Frisson le petit manchot qui n'aimait pas le froid

Publié par Althéa

Là où le vent glacial siffle et fait danser la neige immaculée, vit joyeusement toute une colonie d'oiseaux : les manchots. Se tenant droit comme de grands i, avec leur collier jaune orangé, leur veste noire en queue de pie, ils sont si beaux et si fiers qu'on les appelle des empereurs. Le terrible froid, l'eau glacée de l'océan ? Ils adorent ça, bien emmitouflés au chaud dans leur gros duvet.

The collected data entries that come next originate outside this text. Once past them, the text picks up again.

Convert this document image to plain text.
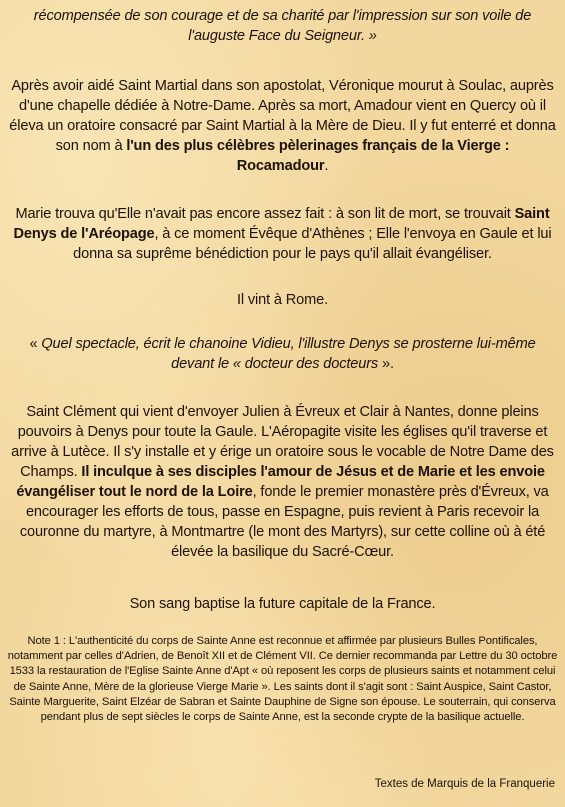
récompensée de son courage et de sa charité par l'impression sur son voile de l'auguste Face du Seigneur. »

Après avoir aidé Saint Martial dans son apostolat, Véronique mourut à Soulac, auprès d'une chapelle dédiée à Notre-Dame. Après sa mort, Amadour vient en Quercy où il éleva un oratoire consacré par Saint Martial à la Mère de Dieu. Il y fut enterré et donna son nom à l'un des plus célèbres pèlerinages français de la Vierge : Rocamadour.

Marie trouva qu'Elle n'avait pas encore assez fait : à son lit de mort, se trouvait Saint Denys de l'Aréopage, à ce moment Évêque d'Athènes ; Elle l'envoya en Gaule et lui donna sa suprême bénédiction pour le pays qu'il allait évangéliser.

Il vint à Rome.

« Quel spectacle, écrit le chanoine Vidieu, l'illustre Denys se prosterne lui-même devant le « docteur des docteurs ».

Saint Clément qui vient d'envoyer Julien à Évreux et Clair à Nantes, donne pleins pouvoirs à Denys pour toute la Gaule. L'Aéropagite visite les églises qu'il traverse et arrive à Lutèce. Il s'y installe et y érige un oratoire sous le vocable de Notre Dame des Champs. Il inculque à ses disciples l'amour de Jésus et de Marie et les envoie évangéliser tout le nord de la Loire, fonde le premier monastère près d'Évreux, va encourager les efforts de tous, passe en Espagne, puis revient à Paris recevoir la couronne du martyre, à Montmartre (le mont des Martyrs), sur cette colline où à été élevée la basilique du Sacré-Cœur.

Son sang baptise la future capitale de la France.

Note 1 : L'authenticité du corps de Sainte Anne est reconnue et affirmée par plusieurs Bulles Pontificales, notamment par celles d'Adrien, de Benoît XII et de Clément VII. Ce dernier recommanda par Lettre du 30 octobre 1533 la restauration de l'Eglise Sainte Anne d'Apt « où reposent les corps de plusieurs saints et notamment celui de Sainte Anne, Mère de la glorieuse Vierge Marie ». Les saints dont il s'agit sont : Saint Auspice, Saint Castor, Sainte Marguerite, Saint Elzéar de Sabran et Sainte Dauphine de Signe son épouse. Le souterrain, qui conserva pendant plus de sept siècles le corps de Sainte Anne, est la seconde crypte de la basilique actuelle.

Textes de Marquis de la Franquerie
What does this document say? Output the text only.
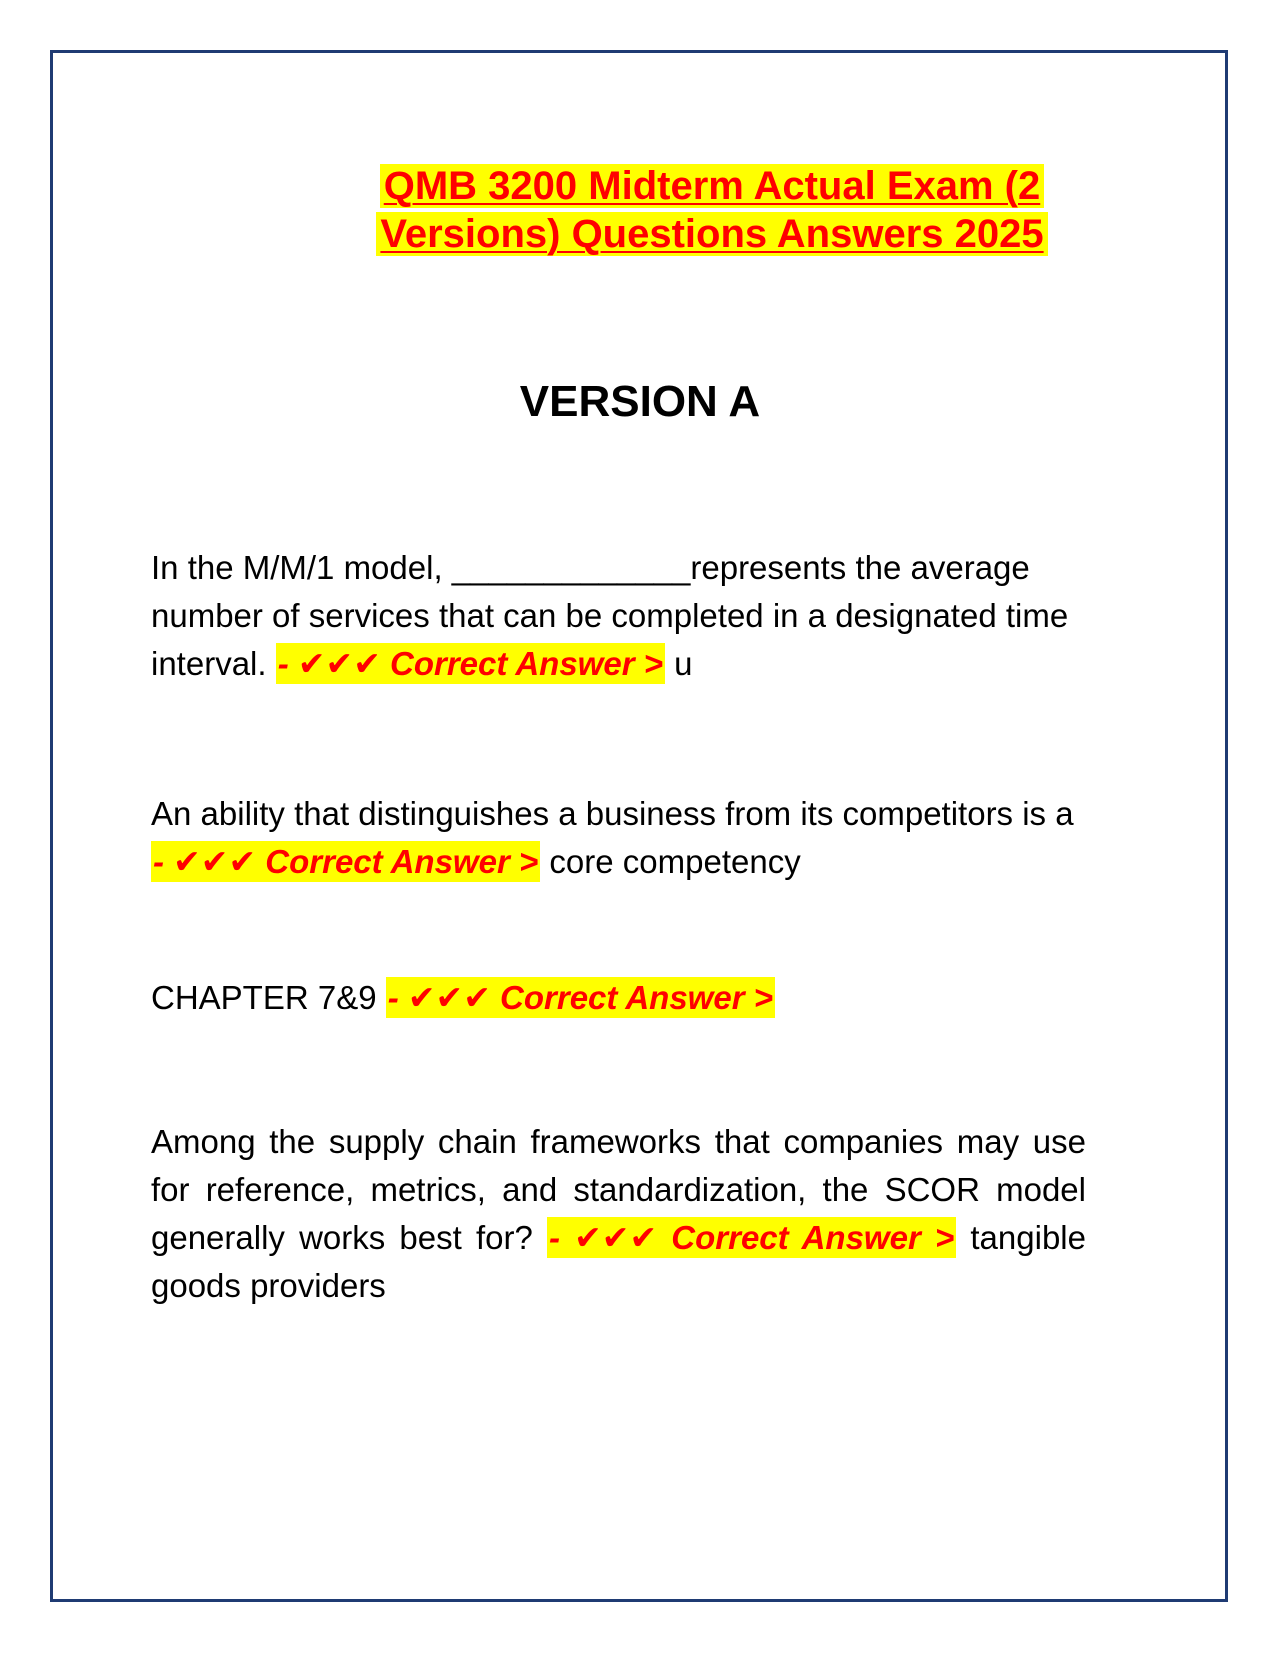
QMB 3200 Midterm Actual Exam (2
Versions) Questions Answers 2025
VERSION A

In the M/M/1 model, _____________represents the average number of services that can be completed in a designated time interval. - ✔✔✔ Correct Answer > u

An ability that distinguishes a business from its competitors is a - ✔✔✔ Correct Answer > core competency

CHAPTER 7&9 - ✔✔✔ Correct Answer >

Among the supply chain frameworks that companies may use for reference, metrics, and standardization, the SCOR model generally works best for? - ✔✔✔ Correct Answer > tangible goods providers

Frisson est un petit manchot frileux mais certainement pas peureux. Quand son meilleur ami Pioupiou se retrouve en bien fâcheuse posture à cause d'un vent chaud qui fait fondre la banquise. Il fera preuve d'un grand courage. Cette bonne action en entraînera une autre.

Et encore une histoire toute mignonne de la famille Chevalier comme elle en a le secret.

Avec de jolies illustrations toutes en douceur.

Frisson le manchot nous emmène explorer la banquise et ses habitants dans l'Antartique.

Une histoire pour les plus petits avec quelques pages de jeux et de découverte.

Une histoire que je recommande chaudement.

Merci à Vincent Chevalier pour ce service presse via Simplementpro.

Après le verbe AIMER, AIDER est le plus beau verbe du monde.